These people are nightmares in organizations with hierarchical structures. Because people who sort of know on some level they don't really need to be there are never satisified. Our hypothetical secretary who only takes one call a day would hurt nobody but the business's bottom line if she just sat there playing Bejeweled on her phone all day in between her one call, but that's very rarely how it works.
People don't like feeling useless so they start to look for things to do. The problem is in most business environments by their very nature it is almost impossible to make work for yourself without making work for other people.
So the secretary.... starts submitting her timesheet to Carol in Finance for review before she submits it to Steve in Payroll for final approval or something like that.
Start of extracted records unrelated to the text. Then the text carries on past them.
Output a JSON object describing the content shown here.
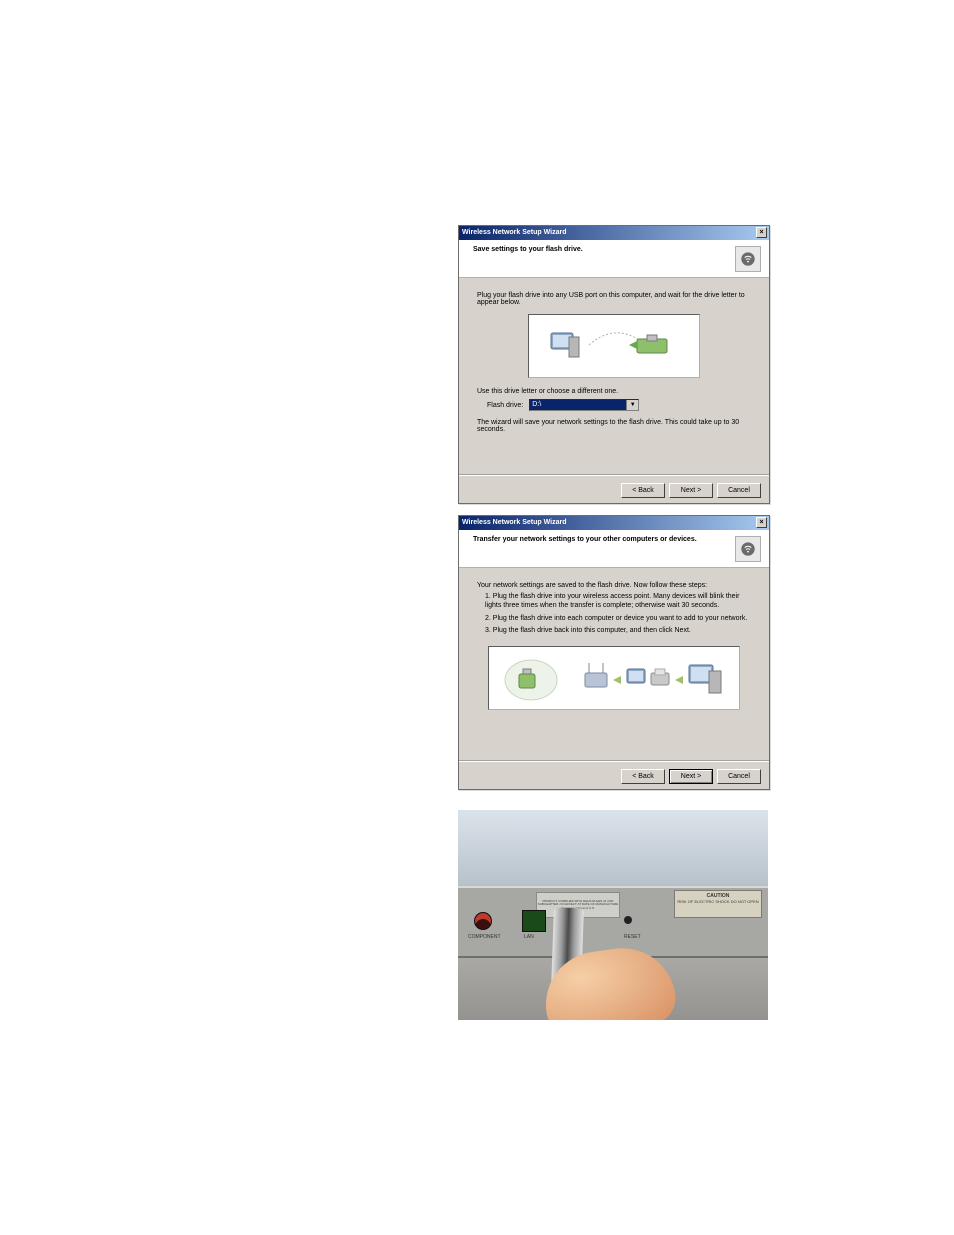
{
  "dialog1": {
    "window_title": "Wireless Network Setup Wizard",
    "header_title": "Save settings to your flash drive.",
    "instruction1": "Plug your flash drive into any USB port on this computer, and wait for the drive letter to appear below.",
    "instruction2": "Use this drive letter or choose a different one.",
    "field_label": "Flash drive:",
    "field_value": "D:\\",
    "instruction3": "The wizard will save your network settings to the flash drive. This could take up to 30 seconds.",
    "buttons": {
      "back": "< Back",
      "next": "Next >",
      "cancel": "Cancel"
    }
  },
  "dialog2": {
    "window_title": "Wireless Network Setup Wizard",
    "header_title": "Transfer your network settings to your other computers or devices.",
    "intro": "Your network settings are saved to the flash drive. Now follow these steps:",
    "step1": "1. Plug the flash drive into your wireless access point. Many devices will blink their lights three times when the transfer is complete; otherwise wait 30 seconds.",
    "step2": "2. Plug the flash drive into each computer or device you want to add to your network.",
    "step3": "3. Plug the flash drive back into this computer, and then click Next.",
    "buttons": {
      "back": "< Back",
      "next": "Next >",
      "cancel": "Cancel"
    }
  },
  "photo": {
    "caution_title": "CAUTION",
    "caution_lines": "RISK OF ELECTRIC SHOCK\nDO NOT OPEN",
    "port_component": "COMPONENT",
    "port_lan": "LAN",
    "port_reset": "RESET",
    "plate_line1": "PRODUCT COMPLIES WITH DHHS RULES 21 CFR",
    "plate_line2": "SUBCHAPTER J IN EFFECT AT DATE OF MANUFACTURE",
    "plate_line3": "Apparatus Claims of U.S."
  },
  "icons": {
    "wizard_icon": "wireless-wizard-icon",
    "close": "×"
  }
}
It usually starts off unofficial, just something for our secretary to do, but it's only a few short jumps from that to "New Rule, now everybody has to have their timesheets reviewed by Carol before they submit them to Steve."
In the military we knew this as the "Why are we mustering at 0430 for a 0600 formation?" thing.
The Captain wants the crew formed up on fantail for an announcement at 0600. So the Department Head says "I want everyone at 0545 so we can make sure everyone is there before the CO is there." Then the Division Officer makes it 530 so he can make sure everyone is there before the Department Head gets there, and then Chief tells the LPO and the LPO tells the Work Center Supp and boom you've got a ship full of sailors standing in the dark and cold for hours to hear a 15 minute speech from the CO because multiple layers of a hierarchy want make sure something is ready for the next level of the hierarchy.
In any organization the average number of people between you and the person actually making the decision is almost a perfect indicator of how much your job sucks.
Good rule of thumb in life. If you're a "worker" never let more than 1, 2 at an absolute max, Managers get put between you and the Leader. 90% of the grief in your professional life is going to come from people who's job it is to implement other people's ideas.
There's also the good old rule of thumb in "The more words it takes you to describe your job, the less it actually matters."